The US Supreme Court heard arguments Wednesday in a case about legal provisions intended to prevent the "straw" purchases of guns by one individual for other buyers.

In the case -- the second taken up by the justices in a week concerning gun laws -- former Virginia police officer Bruce Abramski was a straw purchaser who bought a gun for an uncle.

Although both men were legal gun owners, Abramski indicated on a federal form that he was the gun's actual buyer.

At the Supreme Court, his lawyer Richard Dietz said the transaction was legal because the men's legal and mental background allowed them to purchase a firearm.

"It doesn't matter if the ultimate transferee is Al Capone or somebody else," said Justice Elena Kagan.

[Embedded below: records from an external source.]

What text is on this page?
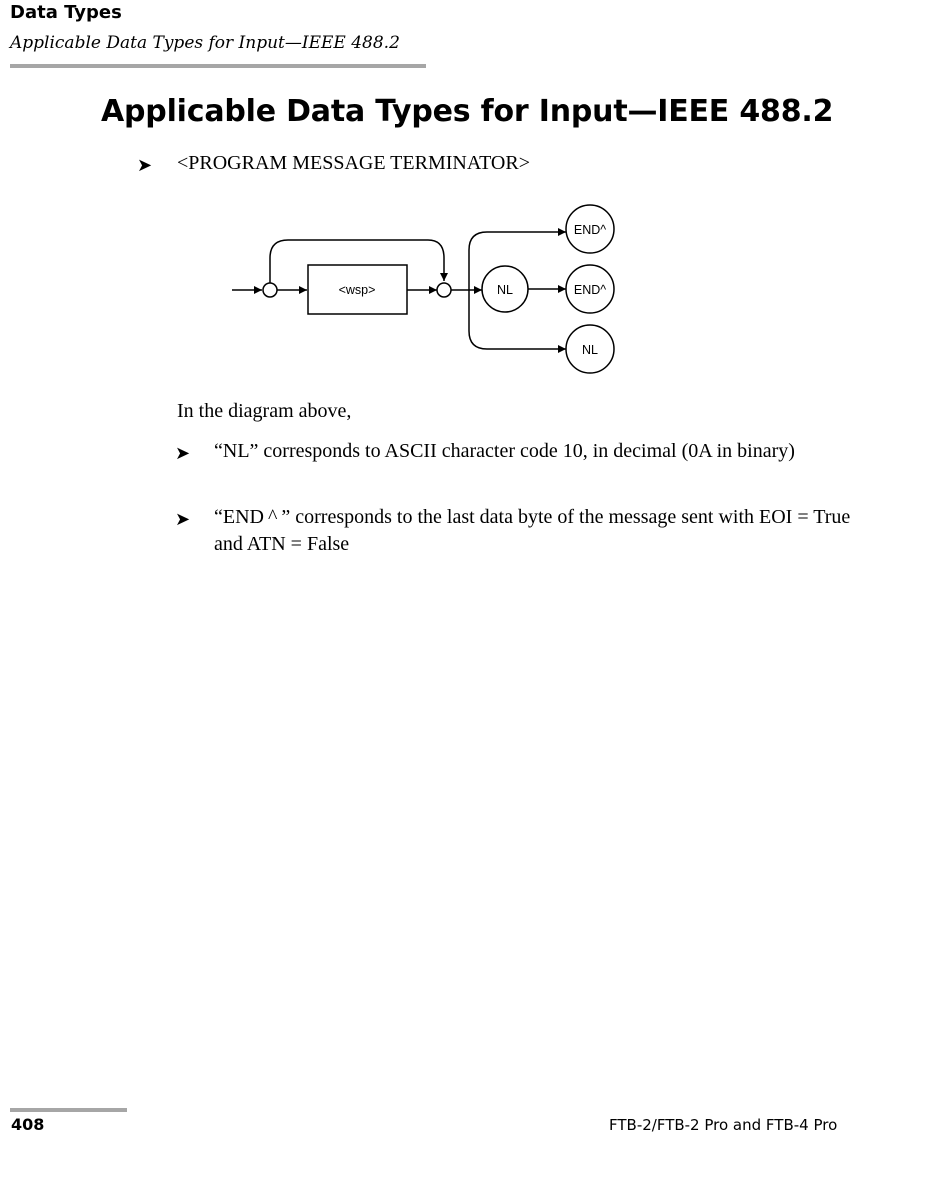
Data Types
Applicable Data Types for Input—IEEE 488.2
Applicable Data Types for Input—IEEE 488.2
➤ <PROGRAM MESSAGE TERMINATOR>

<wsp>	NL
END^
END^
NL

In the diagram above,

➤ “NL” corresponds to ASCII character code 10, in decimal (0A in binary)

➤ “END ^ ” corresponds to the last data byte of the message sent with EOI = True and ATN = False

408	FTB-2/FTB-2 Pro and FTB-4 Pro
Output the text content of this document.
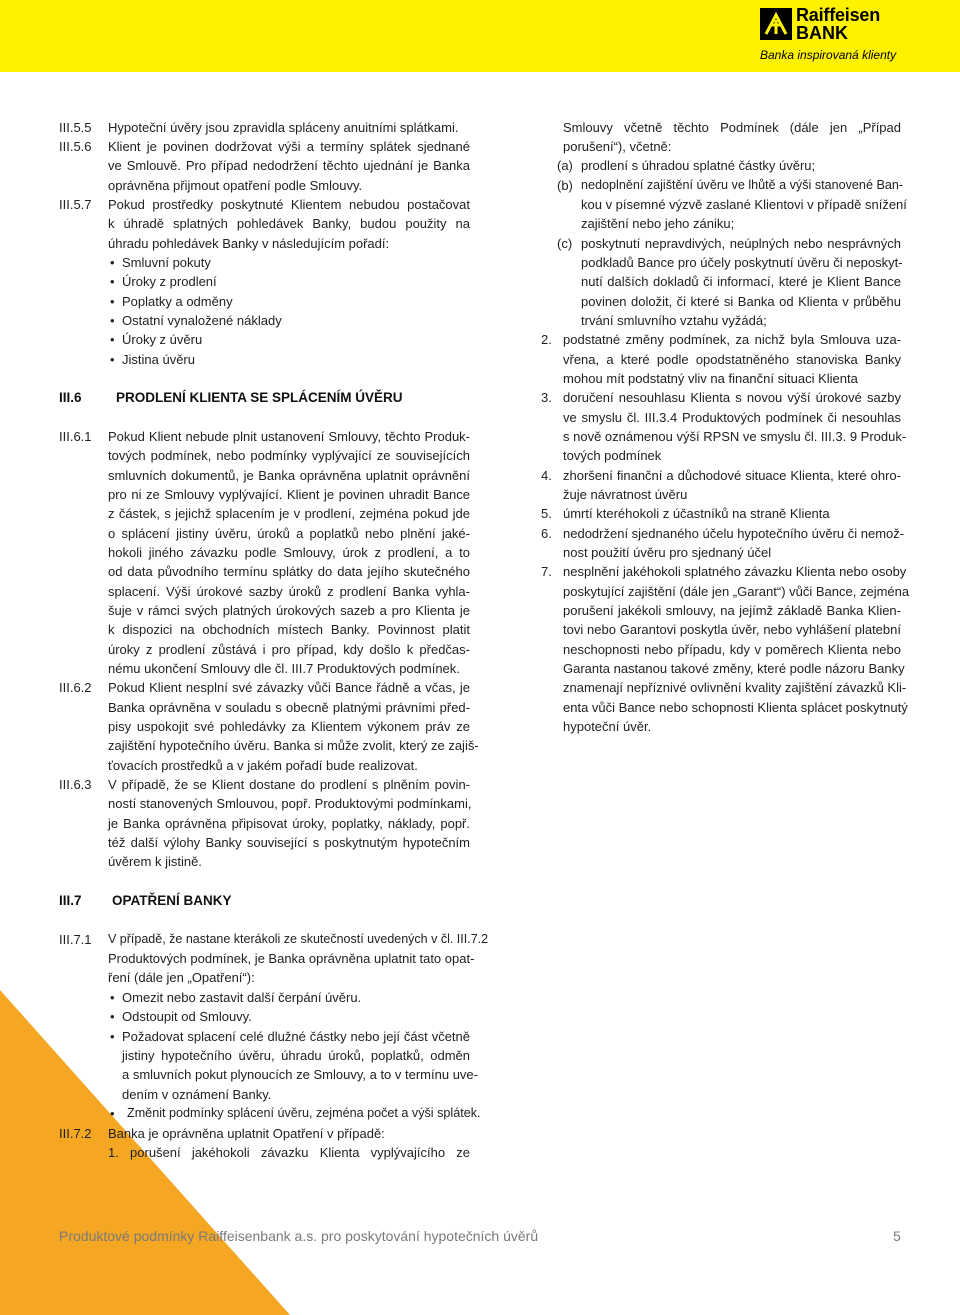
Raiffeisen
BANK
Banka inspirovaná klienty
III.5.5 Hypoteční úvěry jsou zpravidla spláceny anuitními splátkami.
III.5.6 Klient je povinen dodržovat výši a termíny splátek sjednané
ve Smlouvě. Pro případ nedodržení těchto ujednání je Banka
oprávněna přijmout opatření podle Smlouvy.
III.5.7 Pokud prostředky poskytnuté Klientem nebudou postačovat
k úhradě splatných pohledávek Banky, budou použity na
úhradu pohledávek Banky v následujícím pořadí:
• Smluvní pokuty
• Úroky z prodlení
• Poplatky a odměny
• Ostatní vynaložené náklady
• Úroky z úvěru
• Jistina úvěru
III.6	PRODLENÍ KLIENTA SE SPLÁCENÍM ÚVĚRU
III.6.1 Pokud Klient nebude plnit ustanovení Smlouvy, těchto Produk-
tových podmínek, nebo podmínky vyplývající ze souvisejících
smluvních dokumentů, je Banka oprávněna uplatnit oprávnění
pro ni ze Smlouvy vyplývající. Klient je povinen uhradit Bance
z částek, s jejichž splacením je v prodlení, zejména pokud jde
o splácení jistiny úvěru, úroků a poplatků nebo plnění jaké-
hokoli jiného závazku podle Smlouvy, úrok z prodlení, a to
od data původního termínu splátky do data jejího skutečného
splacení. Výši úrokové sazby úroků z prodlení Banka vyhla-
šuje v rámci svých platných úrokových sazeb a pro Klienta je
k dispozici na obchodních místech Banky. Povinnost platit
úroky z prodlení zůstává i pro případ, kdy došlo k předčas-
nému ukončení Smlouvy dle čl. III.7 Produktových podmínek.
III.6.2 Pokud Klient nesplní své závazky vůči Bance řádně a včas, je
Banka oprávněna v souladu s obecně platnými právními před-
pisy uspokojit své pohledávky za Klientem výkonem práv ze
zajištění hypotečního úvěru. Banka si může zvolit, který ze zajiš-
ťovacích prostředků a v jakém pořadí bude realizovat.
III.6.3 V případě, že se Klient dostane do prodlení s plněním povin-
ností stanovených Smlouvou, popř. Produktovými podmínkami,
je Banka oprávněna připisovat úroky, poplatky, náklady, popř.
též další výlohy Banky související s poskytnutým hypotečním
úvěrem k jistině.
III.7 OPATŘENÍ BANKY
III.7.1 V případě, že nastane kterákoli ze skutečností uvedených v čl. III.7.2
Produktových podmínek, je Banka oprávněna uplatnit tato opat-
ření (dále jen „Opatření“):
• Omezit nebo zastavit další čerpání úvěru.
• Odstoupit od Smlouvy.
• Požadovat splacení celé dlužné částky nebo její část včetně
jistiny hypotečního úvěru, úhradu úroků, poplatků, odměn
a smluvních pokut plynoucích ze Smlouvy, a to v termínu uve-
dením v oznámení Banky.
• Změnit podmínky splácení úvěru, zejména počet a výši splátek.
III.7.2 Banka je oprávněna uplatnit Opatření v případě:
1. porušení jakéhokoli závazku Klienta vyplývajícího ze
Smlouvy včetně těchto Podmínek (dále jen „Případ
porušení“), včetně:
(a) prodlení s úhradou splatné částky úvěru;
(b) nedoplnění zajištění úvěru ve lhůtě a výši stanovené Ban-
kou v písemné výzvě zaslané Klientovi v případě snížení
zajištění nebo jeho zániku;
(c) poskytnutí nepravdivých, neúplných nebo nesprávných
podkladů Bance pro účely poskytnutí úvěru či neposkyt-
nutí dalších dokladů či informací, které je Klient Bance
povinen doložit, či které si Banka od Klienta v průběhu
trvání smluvního vztahu vyžádá;
2. podstatné změny podmínek, za nichž byla Smlouva uza-
vřena, a které podle opodstatněného stanoviska Banky
mohou mít podstatný vliv na finanční situaci Klienta
3. doručení nesouhlasu Klienta s novou výší úrokové sazby
ve smyslu čl. III.3.4 Produktových podmínek či nesouhlas
s nově oznámenou výší RPSN ve smyslu čl. III.3. 9 Produk-
tových podmínek
4. zhoršení finanční a důchodové situace Klienta, které ohro-
žuje návratnost úvěru
5. úmrtí kteréhokoli z účastníků na straně Klienta
6. nedodržení sjednaného účelu hypotečního úvěru či nemož-
nost použití úvěru pro sjednaný účel
7. nesplnění jakéhokoli splatného závazku Klienta nebo osoby
poskytující zajištění (dále jen „Garant“) vůči Bance, zejména
porušení jakékoli smlouvy, na jejímž základě Banka Klien-
tovi nebo Garantovi poskytla úvěr, nebo vyhlášení platební
neschopnosti nebo případu, kdy v poměrech Klienta nebo
Garanta nastanou takové změny, které podle názoru Banky
znamenají nepříznivé ovlivnění kvality zajištění závazků Kli-
enta vůči Bance nebo schopnosti Klienta splácet poskytnutý
hypoteční úvěr.
Produktové podmínky Raiffeisenbank a.s. pro poskytování hypotečních úvěrů	5
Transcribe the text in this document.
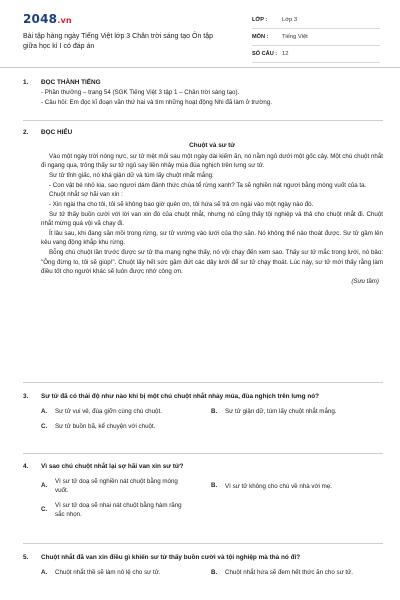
2048.vn
Bài tập hàng ngày Tiếng Việt lớp 3 Chân trời sáng tạo Ôn tập giữa học kì I có đáp án
LỚP :	Lớp 3
MÔN :	Tiếng Việt
SỐ CÂU : 12
1.	ĐỌC THÀNH TIẾNG
- Phần thưởng – trang 54 (SGK Tiếng Việt 3 tập 1 – Chân trời sáng tạo).
- Câu hỏi: Em đọc kĩ đoạn văn thứ hai và tìm những hoạt động Nhi đã làm ở trường.
2.	ĐỌC HIỂU
Chuột và sư tử

Vào một ngày trời nóng nực, sư tử mệt mỏi sau một ngày dài kiếm ăn, nó nằm ngủ dưới một gốc cây. Một chú chuột nhắt đi ngang qua, trông thấy sư tử ngủ say liền nhảy múa đùa nghịch trên lưng sư tử.

Sư tử tỉnh giấc, nó khá giận dữ và túm lấy chuột nhắt mắng:

- Con vật bé nhỏ kia, sao ngươi dám đánh thức chúa tể rừng xanh? Ta sẽ nghiền nát ngươi bằng móng vuốt của ta.

Chuột nhắt sợ hãi van xin :

- Xin ngài tha cho tôi, tôi sẽ không bao giờ quên ơn, tôi hứa sẽ trả ơn ngài vào một ngày nào đó.

Sư tử thấy buồn cười với lời van xin đó của chuột nhắt, nhưng nó cũng thấy tội nghiệp và thả cho chuột nhắt đi. Chuột nhắt mừng quá vội vã chạy đi.

Ít lâu sau, khi đang săn mồi trong rừng, sư tử vướng vào lưới của thợ săn. Nó không thể nào thoát được. Sư tử gầm lên kêu vang động khắp khu rừng.

Bỗng chú chuột lần trước được sư tử tha mạng nghe thấy, nó vội chạy đến xem sao. Thấy sư tử mắc trong lưới, nó bảo: "Ông đừng lo, tôi sẽ giúp!". Chuột lấy hết sức gặm đứt các dây lưới để sư tử chạy thoát. Lúc này, sư tử mới thấy rằng làm điều tốt cho người khác sẽ luôn được nhớ công ơn.

(Sưu tầm)
3.	Sư tử đã có thái độ như nào khi bị một chú chuột nhắt nhảy múa, đùa nghịch trên lưng nó?
A.	Sư tử vui vẻ, đùa giỡn cùng chú chuột.	B.	Sư tử giận dữ, túm lấy chuột nhắt mắng.
C.	Sư tử buồn bã, kể chuyện với chuột.
4.	Vì sao chú chuột nhắt lại sợ hãi van xin sư tử?
A.
Vì sư tử doạ sẽ nghiền nát chuột bằng móng vuốt.
B.	Vì sư tử không cho chú về nhà với mẹ.
C.
Vì sư tử doạ sẽ nhai nát chuột bằng hàm răng sắc nhọn.
5.	Chuột nhắt đã van xin điều gì khiến sư tử thấy buồn cười và tội nghiệp mà thả nó đi?
A.	Chuột nhắt thề sẽ làm nô lệ cho sư tử.	B.	Chuột nhắt hứa sẽ đem hết thức ăn cho sư tử.
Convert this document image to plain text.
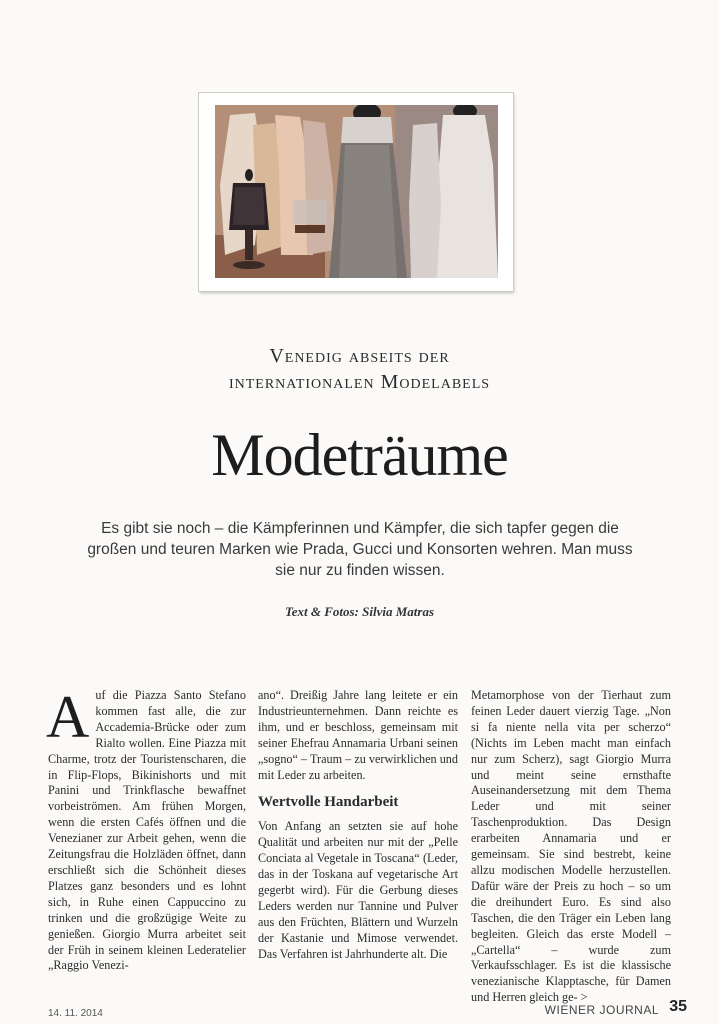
Venedig abseits der
internationalen Modelabels
Modeträume
Es gibt sie noch – die Kämpferinnen und Kämpfer, die sich tapfer gegen die großen und teuren Marken wie Prada, Gucci und Konsorten wehren. Man muss sie nur zu finden wissen.
Text & Fotos: Silvia Matras
A uf die Piazza Santo Stefano kommen fast alle, die zur Accademia-Brücke oder zum Rialto wollen. Eine Piazza mit Charme, trotz der Touristenscharen, die in Flip-Flops, Bikinishorts und mit Panini und Trinkflasche bewaffnet vorbeiströmen. Am frühen Morgen, wenn die ersten Cafés öffnen und die Venezianer zur Arbeit gehen, wenn die Zeitungsfrau die Holzläden öffnet, dann erschließt sich die Schönheit dieses Platzes ganz besonders und es lohnt sich, in Ruhe einen Cappuccino zu trinken und die großzügige Weite zu genießen. Giorgio Murra arbeitet seit der Früh in seinem kleinen Lederatelier „Raggio Venezi-

ano“. Dreißig Jahre lang leitete er ein Industrieunternehmen. Dann reichte es ihm, und er beschloss, gemeinsam mit seiner Ehefrau Annamaria Urbani seinen „sogno“ – Traum – zu verwirklichen und mit Leder zu arbeiten.

Wertvolle Handarbeit

Von Anfang an setzten sie auf hohe Qualität und arbeiten nur mit der „Pelle Conciata al Vegetale in Toscana“ (Leder, das in der Toskana auf vegetarische Art gegerbt wird). Für die Gerbung dieses Leders werden nur Tannine und Pulver aus den Früchten, Blättern und Wurzeln der Kastanie und Mimose verwendet. Das Verfahren ist Jahrhunderte alt. Die

Metamorphose von der Tierhaut zum feinen Leder dauert vierzig Tage. „Non si fa niente nella vita per scherzo“ (Nichts im Leben macht man einfach nur zum Scherz), sagt Giorgio Murra und meint seine ernsthafte Auseinandersetzung mit dem Thema Leder und mit seiner Taschenproduktion. Das Design erarbeiten Annamaria und er gemeinsam. Sie sind bestrebt, keine allzu modischen Modelle herzustellen. Dafür wäre der Preis zu hoch – so um die dreihundert Euro. Es sind also Taschen, die den Träger ein Leben lang begleiten. Gleich das erste Modell – „Cartella“ – wurde zum Verkaufsschlager. Es ist die klassische venezianische Klapptasche, für Damen und Herren gleich ge- >

14. 11. 2014	WIENER JOURNAL 35
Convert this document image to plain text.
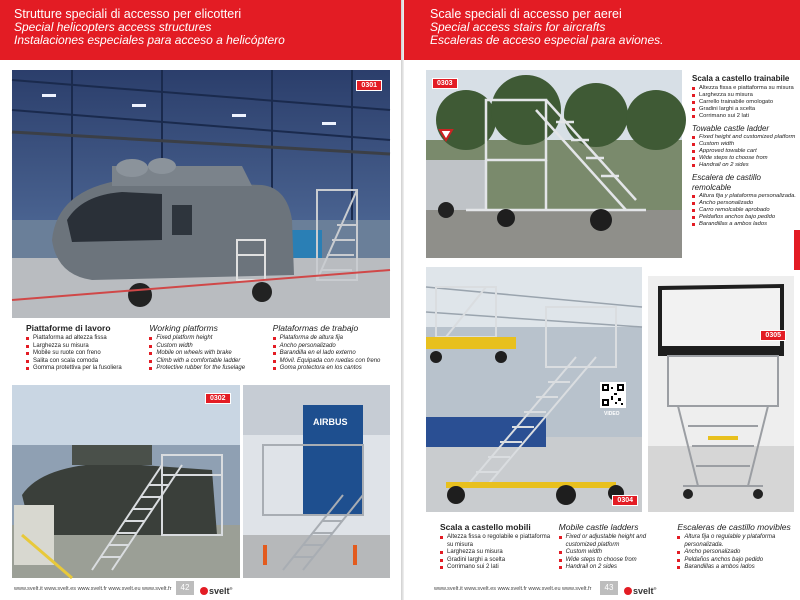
Strutture speciali di accesso per elicotteri
Special helicopters access structures
Instalaciones especiales para acceso a helicóptero
0301
Piattaforme di lavoro
Piattaforma ad altezza fissa
Larghezza su misura
Mobile su ruote con freno
Salita con scala comoda
Gomma protettiva per la fusoliera
Working platforms
Fixed platform height
Custom width
Mobile on wheels with brake
Climb with a comfortable ladder
Protective rubber for the fuselage
Plataformas de trabajo
Plataforma de altura fija
Ancho personalizado
Barandilla en el lado externo
Móvil. Equipada con ruedas con freno
Goma protectora en los cantos
AIRBUS
0302
www.svelt.it www.svelt.es www.svelt.fr www.svelt.eu www.svelt.fr	42	svelt®
Scale speciali di accesso per aerei
Special access stairs for aircrafts
Escaleras de acceso especial para aviones.
0303
Scala a castello trainabile
Altezza fissa e piattaforma su misura
Larghezza su misura
Carrello trainabile omologato
Gradini larghi a scelta
Corrimano sui 2 lati
Towable castle ladder
Fixed height and customized platform
Custom width
Approved towable cart
Wide steps to choose from
Handrail on 2 sides
Escalera de castillo remolcable
Altura fija y plataforma personalizada.
Ancho personalizado
Carro remolcable aprobado
Peldaños anchos bajo pedido
Barandillas a ambos lados
VIDEO
0304
0305
Scala a castello mobili
Altezza fissa o regolabile e piattaforma su misura
Larghezza su misura
Gradini larghi a scelta
Corrimano sui 2 lati
Mobile castle ladders
Fixed or adjustable height and customized platform
Custom width
Wide steps to choose from
Handrail on 2 sides
Escaleras de castillo movibles
Altura fija o regulable y plataforma personalizada.
Ancho personalizado
Peldaños anchos bajo pedido
Barandillas a ambos lados
www.svelt.it www.svelt.es www.svelt.fr www.svelt.eu www.svelt.fr	43	svelt®
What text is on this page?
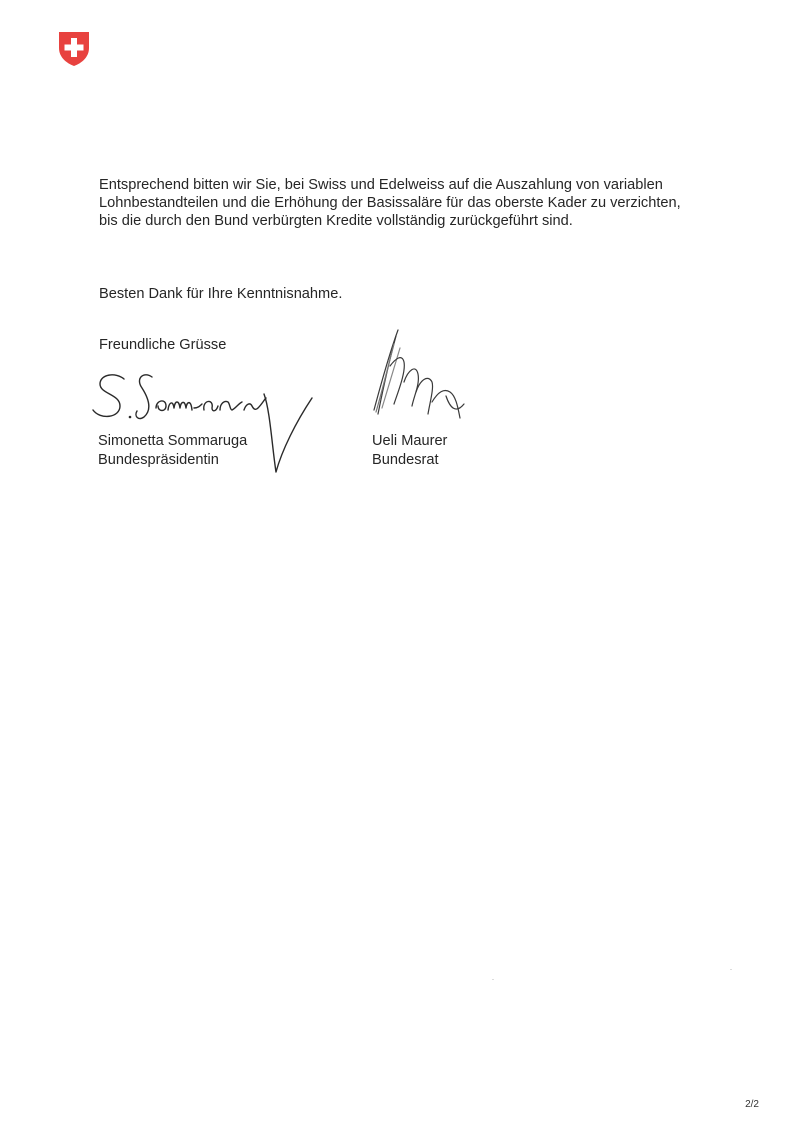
Entsprechend bitten wir Sie, bei Swiss und Edelweiss auf die Auszahlung von variablen
Lohnbestandteilen und die Erhöhung der Basissaläre für das oberste Kader zu verzichten,
bis die durch den Bund verbürgten Kredite vollständig zurückgeführt sind.

Besten Dank für Ihre Kenntnisnahme.

Freundliche Grüsse

Simonetta Sommaruga
Bundespräsidentin
Ueli Maurer
Bundesrat
2/2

"The purpose is to take away guns from (persons with) mental illnesses."

Justice Samuel Alito also stressed that controls meant to keep guns away from criminals and the mentally ill would be "meaningless" when the purchaser who undergoes background checks is not the final user.

US Attorney Joseph Palmore said the plaintiff's argument "would greatly impair the ability of ATF (the Bureau of Alcohol, Tobacco and Firearms) to trace firearms and to have an accurate record of who that first purchaser of the firearm was" in order to prevent "anonymous sales of firearms".

In a first case take up January 15, the Supreme Court addressed whether carrying a weapon could be authorised at the federal level if there were a state-level conviction for minor domestic offenses.

In both cases, decisions by the court are expected by the end of June.